As três vítimas foram o servidor da Companhia de Abastecimento de Água e Esgoto (Caesb), João Clemente Pereira, de 63 anos; o servidor dos Correios, Marcos Moreira, 33, e uma professora aposentada de 75 anos, que ainda não teve a identidade revelada.

Marcos Vinícius é investigado por administrar doses letais de medicamentos a pacientes internados na UTI, com o objetivo de matá-los. Segundo os investigadores, ele atuava há pelo menos cinco anos como técnico de enfermagem. Em uma das tentativas, quando não obteve sucesso, ele recorreu a injetar desinfetante na veia de uma das vítimas.

Segundo as investigações, o técnico entrava no sistema do hospital utilizando o login de um médico que não trabalhava mais lá. A PCDF investiga como Marcos conseguiu esse acesso.

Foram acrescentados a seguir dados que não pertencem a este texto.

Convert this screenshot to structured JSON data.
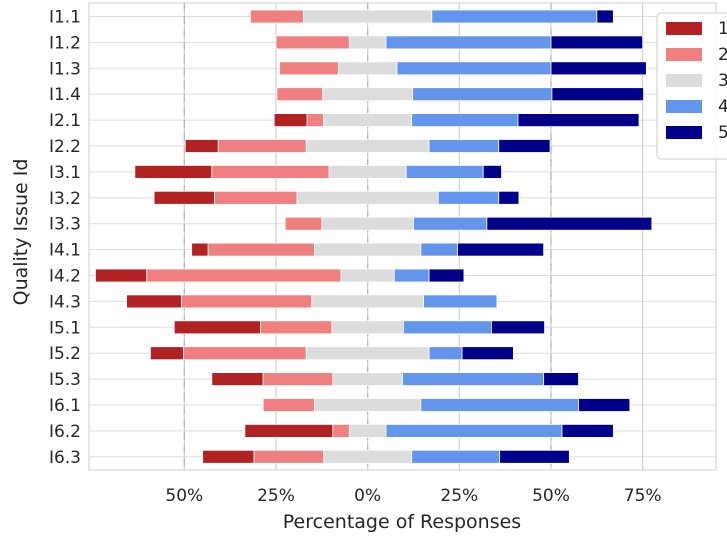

Dentro do sistema, o suspeito prescrevia uma receita da medicação pura. Ao gerar o documento, ele seguia até a farmácia, pegava o remédio e o escondia em seu jaleco. Marcos então se dirigia aos leitos, momento em que as técnicas iniciavam a participação na ação. Enquanto o técnico administrava a droga, elas vigiavam a movimentação nos corredores e na porta dos leitos da UTI.

O próprio hospital suspeitou das condutas dos profissionais e denunciou às autoridades. A Polícia Civil segue apurando a possibilidade de outras ocorrências semelhantes em hospitais onde os técnicos trabalharam.